It felt like I had heard this story almost too many times this year in regards to Apple’s software, so I did search and it turns out I wasn’t going crazy… More here.

Bob sent me the above link over the weekend and it is just one of many recent articles, and podcasts, discussing Apple’s overall quality. There have been many small problems this year such as MacBook Pro battery issues, bricking Apple Watches, for me the continual audio bug on my iPhone SE and a raft of other small mis-steps that add up to a lack of focus that was most certainly there before.

What is strange is that there also seems to be a lack of new products coming from Apple that would require more people to create. macOS Sierra, the iPhone 7 models, MacBook Pros and a new Apple Watch- that is possibly a weaker line up than we have seen in recent years so what are the people doing?

We can only presume a car project of some sort, but boy is that a dangerous move. It has to work, it has to ‘change everything’ and it has to be extremely profitable for Apple to continue the past decade’s success.

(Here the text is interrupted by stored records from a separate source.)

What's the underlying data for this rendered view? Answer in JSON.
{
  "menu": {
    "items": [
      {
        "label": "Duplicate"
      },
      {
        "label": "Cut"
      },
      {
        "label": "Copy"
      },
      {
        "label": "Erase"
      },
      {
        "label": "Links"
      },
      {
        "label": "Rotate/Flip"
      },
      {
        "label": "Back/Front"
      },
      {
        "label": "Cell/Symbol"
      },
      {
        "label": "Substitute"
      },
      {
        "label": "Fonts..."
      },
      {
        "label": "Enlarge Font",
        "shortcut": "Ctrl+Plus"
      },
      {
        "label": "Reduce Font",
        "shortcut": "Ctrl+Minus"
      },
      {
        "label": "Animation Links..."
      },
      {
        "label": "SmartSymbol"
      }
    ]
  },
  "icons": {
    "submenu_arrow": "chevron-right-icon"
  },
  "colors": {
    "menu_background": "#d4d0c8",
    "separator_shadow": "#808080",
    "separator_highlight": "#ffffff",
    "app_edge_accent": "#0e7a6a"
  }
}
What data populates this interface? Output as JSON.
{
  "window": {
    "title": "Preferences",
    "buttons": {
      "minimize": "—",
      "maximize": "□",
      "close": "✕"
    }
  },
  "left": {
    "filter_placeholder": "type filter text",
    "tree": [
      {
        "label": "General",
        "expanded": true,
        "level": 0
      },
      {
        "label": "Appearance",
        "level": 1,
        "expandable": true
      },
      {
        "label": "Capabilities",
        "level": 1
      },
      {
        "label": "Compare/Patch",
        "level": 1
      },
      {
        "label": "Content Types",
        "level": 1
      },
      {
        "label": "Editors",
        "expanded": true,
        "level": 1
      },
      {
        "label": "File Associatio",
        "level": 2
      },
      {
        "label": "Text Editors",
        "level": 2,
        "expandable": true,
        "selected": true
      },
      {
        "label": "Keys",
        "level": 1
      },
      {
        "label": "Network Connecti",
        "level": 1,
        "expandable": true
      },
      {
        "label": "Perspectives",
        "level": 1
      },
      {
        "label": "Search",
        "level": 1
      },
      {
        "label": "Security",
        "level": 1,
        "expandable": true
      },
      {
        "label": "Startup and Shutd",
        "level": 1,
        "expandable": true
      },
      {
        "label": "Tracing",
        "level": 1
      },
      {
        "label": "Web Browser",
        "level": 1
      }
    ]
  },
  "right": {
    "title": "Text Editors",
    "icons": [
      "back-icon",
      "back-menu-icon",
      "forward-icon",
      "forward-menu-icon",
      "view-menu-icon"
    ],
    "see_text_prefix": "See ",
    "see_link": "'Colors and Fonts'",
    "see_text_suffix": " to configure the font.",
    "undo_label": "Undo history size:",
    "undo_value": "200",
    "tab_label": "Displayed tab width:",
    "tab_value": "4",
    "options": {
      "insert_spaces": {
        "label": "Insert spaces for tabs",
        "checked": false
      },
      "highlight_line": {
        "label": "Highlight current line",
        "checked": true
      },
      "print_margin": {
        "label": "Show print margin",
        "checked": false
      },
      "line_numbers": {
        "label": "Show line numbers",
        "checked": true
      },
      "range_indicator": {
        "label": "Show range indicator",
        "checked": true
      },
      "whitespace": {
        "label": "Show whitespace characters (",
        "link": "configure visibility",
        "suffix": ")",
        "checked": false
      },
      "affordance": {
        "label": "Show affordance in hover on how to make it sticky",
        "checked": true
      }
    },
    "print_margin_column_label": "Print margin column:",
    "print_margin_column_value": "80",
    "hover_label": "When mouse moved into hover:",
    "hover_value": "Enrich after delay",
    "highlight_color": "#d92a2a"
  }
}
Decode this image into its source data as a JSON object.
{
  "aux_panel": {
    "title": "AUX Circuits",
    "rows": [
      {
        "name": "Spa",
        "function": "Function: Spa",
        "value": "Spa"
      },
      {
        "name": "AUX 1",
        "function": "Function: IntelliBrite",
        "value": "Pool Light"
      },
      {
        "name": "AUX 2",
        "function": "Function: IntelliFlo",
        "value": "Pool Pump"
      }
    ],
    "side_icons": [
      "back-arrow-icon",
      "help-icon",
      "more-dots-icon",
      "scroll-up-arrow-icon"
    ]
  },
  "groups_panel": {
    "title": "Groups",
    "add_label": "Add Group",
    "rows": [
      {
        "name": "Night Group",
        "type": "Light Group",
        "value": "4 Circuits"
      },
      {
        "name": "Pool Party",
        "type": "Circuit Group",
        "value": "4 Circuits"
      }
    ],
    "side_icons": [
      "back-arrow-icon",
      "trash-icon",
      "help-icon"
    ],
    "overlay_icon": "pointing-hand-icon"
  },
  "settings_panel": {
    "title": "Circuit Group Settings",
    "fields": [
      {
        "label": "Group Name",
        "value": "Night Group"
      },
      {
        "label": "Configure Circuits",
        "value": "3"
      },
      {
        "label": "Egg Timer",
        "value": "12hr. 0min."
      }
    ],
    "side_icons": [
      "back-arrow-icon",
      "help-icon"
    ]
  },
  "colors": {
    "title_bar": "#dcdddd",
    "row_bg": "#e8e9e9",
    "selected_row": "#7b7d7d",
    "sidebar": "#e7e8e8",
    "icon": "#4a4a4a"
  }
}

We saw a flattening of profits, many of us experienced a new form of Apple customer service, a type that is not so focused on the customer, but rather on how much each interaction will cost. In effect, we saw Apple becoming more like other organisations which is the last thing we want Apple to be.

I do hope that Apple has a re-think and looks at its current core products, but suspect that the focus has shifted to 1) keeping the investors happy and 2) building new products that are not wholly related to phones, laptops etc. It seems to me that Apple is looking at something new for the future and that we will just have to get used to it.



Categories: Apple, Articles

1 reply

  1. I hate to say it, because Apple is/was more than one person, but it’s pretty obvious that Steve Jobs made all the difference. Based on everything I’ve read, he was pretty autocratic. If he didn’t like something, it got changed. None of this by committee or compromise crap for Steve. Luckily, for us and Apple, for the most part what he liked was what we liked or could be sold on. I’m sure he was hell to work for. For him, the end justified the means. He’s not the only person who’s run a company that way, but the other is by far more common. And how many genius products do we have?